Every summer I go to Vermont for a yoga retreat with my wonderful teacher Peentz Dubble. It has become a time of renewal for me and a place to reconnect with old friends and fellow yoga practitioners. It has also become something of a touchstone for me, as I carry the energy of the retreat and the intention I set for myself there throughout the rest of the year.
This year, though, as I was preparing for my pilgrimage to Vermont, I realized that, in a strange way, the retreats have also, in the past, been somewhat stressful for me.
I practice the Iyengar style of yoga, which is a style that's characterized by precision and extreme attention to alignment. Because of that, I can become so focused on technicalities that I lose the playfulness and joy that is inherent in every pose and the practice generally.
But I knew, of course, that the real reason for the stress was my particular attitude toward my practice. I myself had made it stressful by allowing the practice to bring out the perfectionist in me. For a perfectionist, an Iyengar retreat, with 7 hours of yoga a day, can be at once, well, perfect, because there is no end to perfecting each pose, and a challenge, because there really isn't such a thing as a perfectly-executed yoga pose.
But if you fail to challenge your perfectionist tendencies, you’re in for a boot camp, rather than relaxation and renewal. In a concentrated form, done from the ego-mind, yoga can lead to sore muscles and mental tumult, rather than peace and equanimity. You can end up having very little enjoyment and a whole lot of stress.
So this year, I set myself an intention to go only so far with my technical dedication and to focus instead on enjoying the beauty of each pose just as it was, with all of the imperfections I would bring to it. I decided to challenge and surrender my perfectionist tendencies (which tend to get exacerbated when I'm surrounded by other students) and find joy and delight in whatever form my pose assumed.
And an amazing thing happens once you let go of your striving for perfection. In a difficult yoga pose, you can begin to relax and just be with the pose. As I surrendered my perfectionism, I noticed myself inhabiting each pose, living and breathing its deeper meaning.
In that mode, Warrior I can become a pose of surrender, as you plant your feet firmly in the ground, lift your arms up to the sky, take a deep breath in and look up with a smile. You forget about pain in your thigh muscles and begin to feel yourself the spiritual warrior the pose represents, simultaneously expressing your strength and determination, and surrendering to the flow of your experience.
Triangle pose acquires a sense of playfulness as you look up sideways toward your hand floating high above you, as if winking at the heaven from this twisty position.
A hand stand becomes a child's play, as you kick your feet up in the air and look out at the world as it presents itself to you upside down. And a backbend becomes an opportunity to spread your wings and open up the front part of your body, which is typically bent inward as we sit in front of our computer screens and television sets. As you bend backward, you are opening your heart center to the world, as if telling heaven that you are open to giving and receiving – to living – from your heart.

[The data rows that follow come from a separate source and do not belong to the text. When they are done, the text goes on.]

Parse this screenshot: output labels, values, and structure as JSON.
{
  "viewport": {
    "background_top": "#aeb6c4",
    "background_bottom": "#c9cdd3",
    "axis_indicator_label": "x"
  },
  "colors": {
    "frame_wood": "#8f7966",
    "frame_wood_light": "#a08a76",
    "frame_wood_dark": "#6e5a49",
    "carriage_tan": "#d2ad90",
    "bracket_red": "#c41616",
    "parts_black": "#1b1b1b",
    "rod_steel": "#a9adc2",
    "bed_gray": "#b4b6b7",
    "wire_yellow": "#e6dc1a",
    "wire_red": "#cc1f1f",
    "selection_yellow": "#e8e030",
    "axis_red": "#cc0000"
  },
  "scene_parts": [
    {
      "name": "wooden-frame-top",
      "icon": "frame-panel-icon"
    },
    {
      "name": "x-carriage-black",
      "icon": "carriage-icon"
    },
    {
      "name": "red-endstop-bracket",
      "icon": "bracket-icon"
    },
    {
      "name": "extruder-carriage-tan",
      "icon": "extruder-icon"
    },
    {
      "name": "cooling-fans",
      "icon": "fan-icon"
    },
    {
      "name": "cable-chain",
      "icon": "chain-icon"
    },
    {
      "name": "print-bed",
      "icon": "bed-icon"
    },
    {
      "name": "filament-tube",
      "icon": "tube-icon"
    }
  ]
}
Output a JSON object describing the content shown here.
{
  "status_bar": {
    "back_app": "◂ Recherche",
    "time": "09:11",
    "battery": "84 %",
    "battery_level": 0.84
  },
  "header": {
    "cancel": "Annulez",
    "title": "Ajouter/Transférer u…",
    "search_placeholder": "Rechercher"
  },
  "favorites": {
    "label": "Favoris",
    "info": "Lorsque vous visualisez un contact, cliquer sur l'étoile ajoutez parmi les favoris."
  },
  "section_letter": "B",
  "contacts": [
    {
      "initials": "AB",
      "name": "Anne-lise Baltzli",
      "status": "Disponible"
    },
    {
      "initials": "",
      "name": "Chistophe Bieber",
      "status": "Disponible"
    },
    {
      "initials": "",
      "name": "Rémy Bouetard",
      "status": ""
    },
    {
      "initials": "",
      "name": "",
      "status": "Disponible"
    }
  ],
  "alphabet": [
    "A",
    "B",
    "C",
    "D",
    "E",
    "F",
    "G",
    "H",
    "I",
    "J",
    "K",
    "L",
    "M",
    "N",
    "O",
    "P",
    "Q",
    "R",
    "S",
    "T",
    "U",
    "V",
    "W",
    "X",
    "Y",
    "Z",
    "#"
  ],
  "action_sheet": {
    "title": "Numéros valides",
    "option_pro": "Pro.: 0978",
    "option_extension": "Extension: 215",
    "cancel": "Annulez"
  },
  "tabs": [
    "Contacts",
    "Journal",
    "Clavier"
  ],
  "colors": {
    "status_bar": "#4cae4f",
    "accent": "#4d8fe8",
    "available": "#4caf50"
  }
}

Even in the hardest poses, simply smiling, taking a deep breath and surrendering was all that was needed to bring joy and delight to the experience. It refreshed my mind and freed me from worrying about how well I was doing compared to others. The "gripping" in my mind that resulted from my attachment to the idea of getting my pose "perfect" gave way to a spaciousness and a sense of lightness and ease.
So when the time came for us all to set our intention for the coming year, I chose these two words: Joy and Delight.
My intention for this year is to put every effort I can into becoming even better at what I do, at serving my clients with even greater dedication, at speaking my truth and living from my heart. And my intention is to do so in such a way as to bring Joy and Delight to myself and everyone else around me.
In fact, my intention is to delight in every moment of my life and in every encounter, to find joy even in the most tedious-seeming effort – in a sense, to make each effort effortless.
To do that, I need to follow the advice that Krishna gave Arjuna in that yogic classic, the Bhagavad Gita: I need to put in my best effort, and I also need to surrender the fruits of my actions and let go of the idea that I can control the outcome. I need to be humble and accept the fact that not everything will go perfectly, and that more than likely, there’ll be days when I fail. And I need to accept, in advance, the idea that it’s ok. Because there will always be the next day to try to do my best – to live this life with joy and delight, with faith and surrender.
So my yoga-influenced coaching question for you is:
Where in your life do you need to let go of perfection and begin living with more laughter and ease, joy and delight? Where can you start releasing your attachment to a particular outcome, engaging your faith, and simply surrendering to the here and now of your daily life, trusting that, if you do your best, the right outcome, the outcome that is best for all involved, will present itself? Where can you begin to release the “gripping” and bring in “spaciousness” into your mind? What would it be like to live your life - or at least a small portion of it - like Krishna in this picture, living as if playing a flute, with joy, delight, faith and surrender?